In a joint press conference with Canadian Prime Minister Stephen Harper this week, President Obama reaffirmed his decision to pursue a “rigorous” review of the project, even though the project has been rigorously reviewed for the last three years and has won the support of the seven states it would pass through.

This is not rigorous enough for environmental groups that aim to block the project using every legal hammer in the toolbox. The Inter Lake is inundated with propaganda from these groups, and a recent article from Inside Climate News predicted there will be a wave of litigation if any effort to start the project gets under way.

So the Obama administration appears to have capitulated to its green constituency prior to the election, even as it claims that economic development is a top priority in the sense that it is pursuing job creation through federal spending. It’s estimated that the Keystone pipeline construction alone would create as many as 20,000 jobs through private investment by the Canadian energy company, TransCanada. Once built, the pipeline would continue to support jobs and economic activity that would best any phantom federal economic “stimulus” spending.

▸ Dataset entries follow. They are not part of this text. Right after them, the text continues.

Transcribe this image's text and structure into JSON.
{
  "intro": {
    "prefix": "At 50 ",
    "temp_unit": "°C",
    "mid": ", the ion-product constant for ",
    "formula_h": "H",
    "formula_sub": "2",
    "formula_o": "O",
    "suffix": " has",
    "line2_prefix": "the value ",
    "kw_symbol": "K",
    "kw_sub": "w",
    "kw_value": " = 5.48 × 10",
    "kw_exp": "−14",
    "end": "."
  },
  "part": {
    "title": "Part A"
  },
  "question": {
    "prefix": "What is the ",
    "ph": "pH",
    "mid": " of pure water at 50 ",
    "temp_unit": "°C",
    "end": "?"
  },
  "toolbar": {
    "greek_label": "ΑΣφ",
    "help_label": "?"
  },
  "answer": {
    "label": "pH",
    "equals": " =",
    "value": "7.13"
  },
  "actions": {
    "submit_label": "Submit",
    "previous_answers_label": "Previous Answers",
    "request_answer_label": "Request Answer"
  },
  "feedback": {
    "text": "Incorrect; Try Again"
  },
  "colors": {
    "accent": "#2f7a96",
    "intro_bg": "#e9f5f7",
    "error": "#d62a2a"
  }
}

With a languishing economy, high unemployment and high energy costs, America no longer has the luxury of spurning a privately funded energy infrastructure project like Keystone in the interest of feel-good environmentalism.

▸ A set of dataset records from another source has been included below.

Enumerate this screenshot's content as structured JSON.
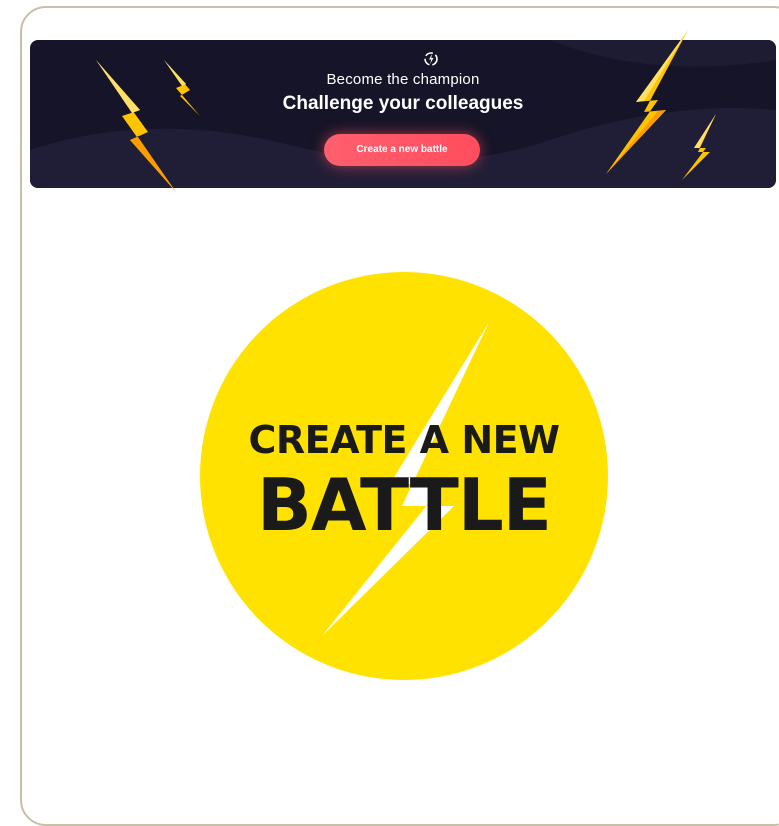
{
  "banner": {
    "subtitle": "Become the champion",
    "title": "Challenge your colleagues",
    "button_label": "Create a new battle",
    "logo_icon": "brand-logo-icon",
    "bolt_icon": "lightning-bolt-icon",
    "colors": {
      "background": "#161428",
      "button": "#ff5a69",
      "bolt": "#ffcc00"
    }
  },
  "hero": {
    "line1": "CREATE A NEW",
    "line2": "BATTLE",
    "icon": "lightning-bolt-icon",
    "colors": {
      "circle": "#ffe200",
      "bolt": "#ffffff",
      "text": "#1a1a1a"
    }
  }
}
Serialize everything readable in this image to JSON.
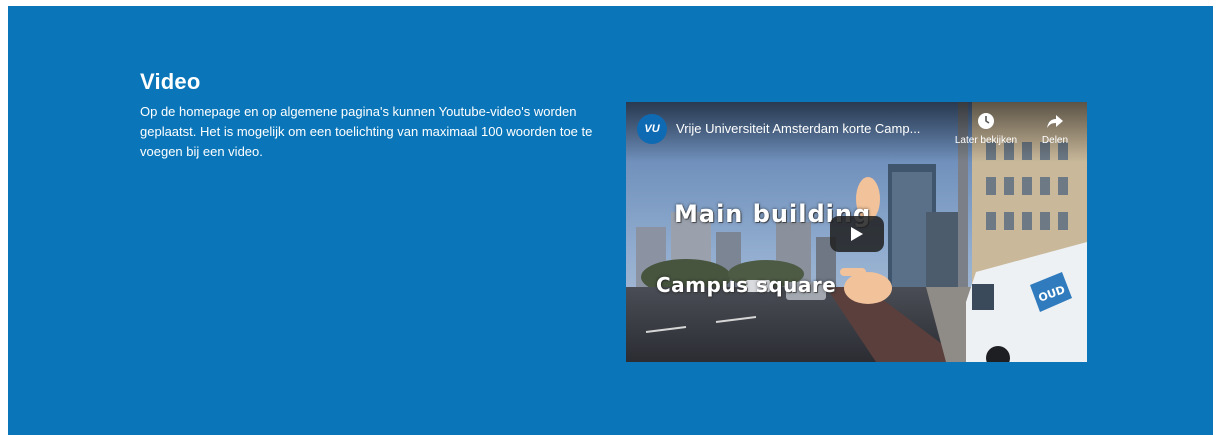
{
  "section": {
    "title": "Video",
    "description": "Op de homepage en op algemene pagina's kunnen Youtube-video's worden geplaatst. Het is mogelijk om een toelichting van maximaal 100 woorden toe te voegen bij een video."
  },
  "video": {
    "channel_logo": "VU",
    "title": "Vrije Universiteit Amsterdam korte Camp...",
    "actions": [
      {
        "label": "Later bekijken",
        "icon": "clock-icon"
      },
      {
        "label": "Delen",
        "icon": "share-icon"
      }
    ],
    "overlay_labels": [
      "Main building",
      "Campus square"
    ],
    "van_logo": "OUD",
    "play_icon": "play-icon"
  },
  "colors": {
    "background": "#0a76b9",
    "channel_logo_bg": "#0f6ab4",
    "text": "#ffffff"
  }
}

And that’s exactly what this is.

It’s not as if Keystone is something new and risky — thousands of miles of older pipelines already criss-cross the country, and if anything, it’s a good bet that the modern Keystone pipeline would be the soundest and safest of them all. Nor is there any reason to think that mothballing the project would put an end to Canada extracting oil from tar sands in Alberta because of an obtuse American refusal to get in on the game.

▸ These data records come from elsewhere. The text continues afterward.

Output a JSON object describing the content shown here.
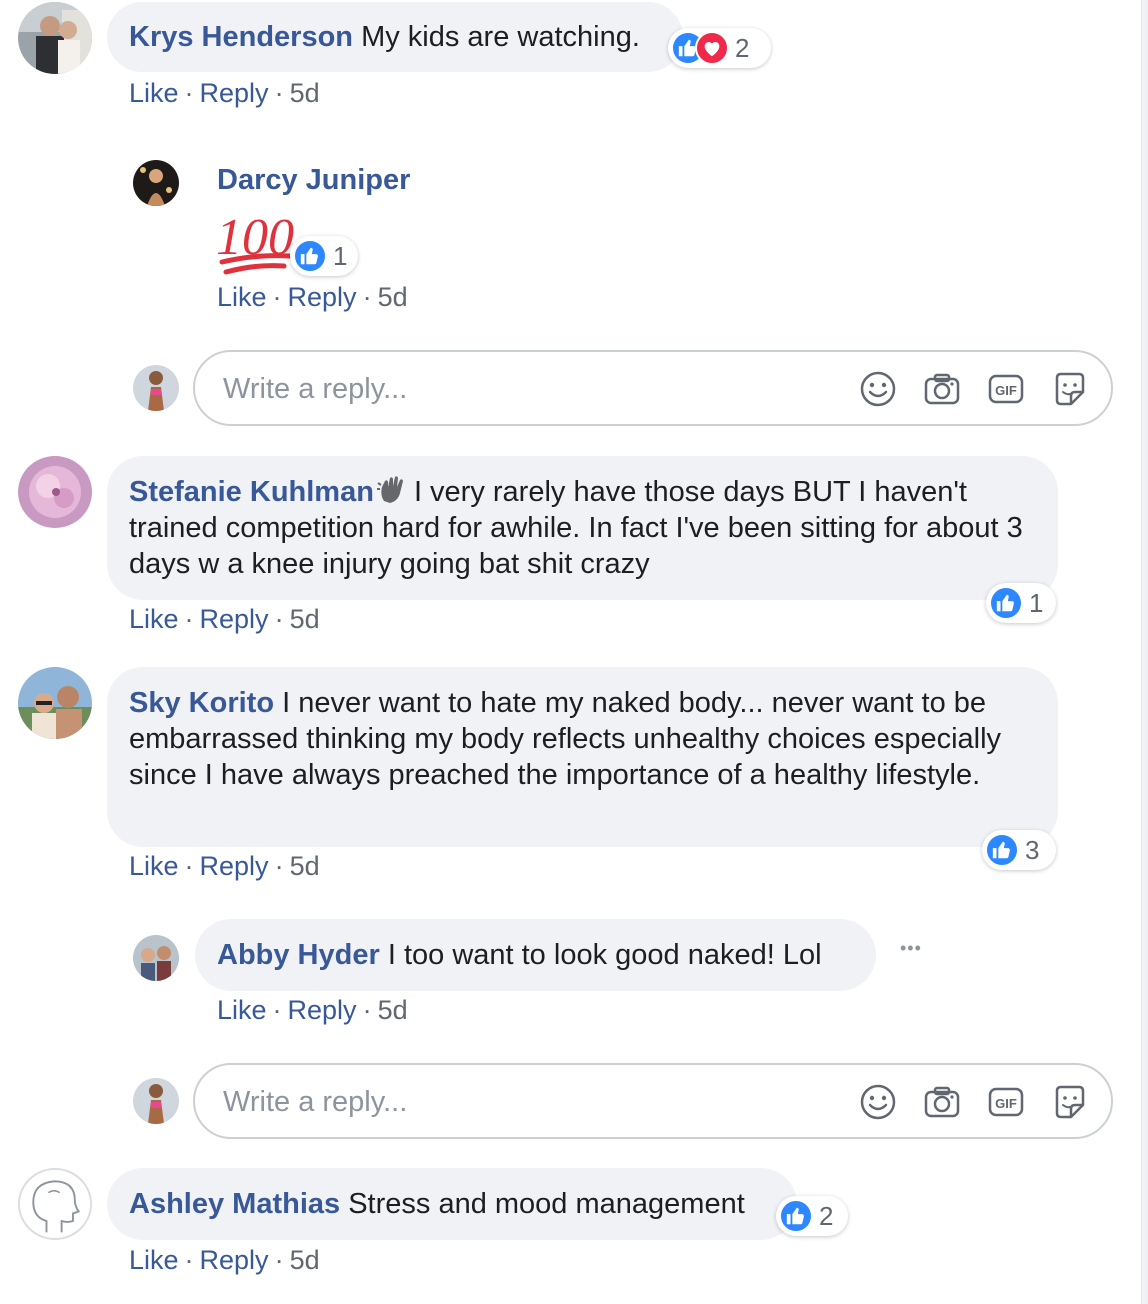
{
  "actions": {
    "like": "Like",
    "reply": "Reply",
    "sep": "·"
  },
  "comments": [
    {
      "author": "Krys Henderson",
      "text": "My kids are watching.",
      "time": "5d",
      "reactions": 2
    },
    {
      "author": "Darcy Juniper",
      "sticker": "100",
      "time": "5d",
      "reactions": 1
    },
    {
      "author": "Stefanie Kuhlman",
      "text": "I very rarely have those days BUT I haven't trained competition hard for awhile. In fact I've been sitting for about 3 days w a knee injury going bat shit crazy",
      "time": "5d",
      "reactions": 1
    },
    {
      "author": "Sky Korito",
      "text": "I never want to hate my naked body... never want to be embarrassed thinking my body reflects unhealthy choices especially since I have always preached the importance of a healthy lifestyle.",
      "time": "5d",
      "reactions": 3
    },
    {
      "author": "Abby Hyder",
      "text": "I too want to look good naked! Lol",
      "time": "5d",
      "more": "•••"
    },
    {
      "author": "Ashley Mathias",
      "text": "Stress and mood management",
      "time": "5d",
      "reactions": 2
    }
  ],
  "reply_box": {
    "placeholder": "Write a reply..."
  },
  "colors": {
    "link": "#385898",
    "bubble": "#f0f2f5",
    "like": "#2d88ff",
    "love": "#f0284a"
  }
}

TransCanada has made it clear that if the oil isn’t shipped through a pipeline to Texas refineries, it will be sold to other buyers who are less-than-friendly to the United States such as China, a country that has no interest in the claims of climate alarmists who simply want to see an end to fossil-fuel use regardless of the certainty that fossil fuels will be part of the world’s energy portfolio for decades to come.

The Obama administration’s position on this matter deserves every bit of the attention it is getting, and congressional Republicans are justified in their political response to put pressure on the White House. The House of Representatives is expected to pass legislation next week that would require the administration to either permit pipeline construction to proceed within 60 days or determine that it “would not serve the national interest.” That provision is lumped into a bill that would also extend a payroll tax cut, reform and extend unemployment insurance, and amend the Medicare reimbursement for doctors.

Obama has threatened to veto the package if it reaches his desk and Senate Democrats vow that it will not pass that chamber. But that puts Democrats in a tough position, making it look like that they dance to the tune of environmental obstructionists and scorn real job creation.

It’s important to note that Democrats are not universally opposed to the pipeline. Montana Gov. Brian Schweitzer, along with many other Democratic politicians in the seven pipeline states, count themselves as ardent supporters of the project. Schweitzer views the pipeline as an outlet for oil drawn from Montana’s Bakken oil fields that would produce an additional $7.5 million in revenue for the state treasury.

Sen. Jon Tester, D-Mont., last week canceled a speaking engagement at a New York fundraiser for the League of Conservation Voters, one of the leading organizations opposing the pipeline. Good for him; now let’s see how he votes.

This pipeline project is probably the most ambitious infrastructure pursuit the country has seen for years, and opposition to it deserves scrutiny along with a hefty political cost.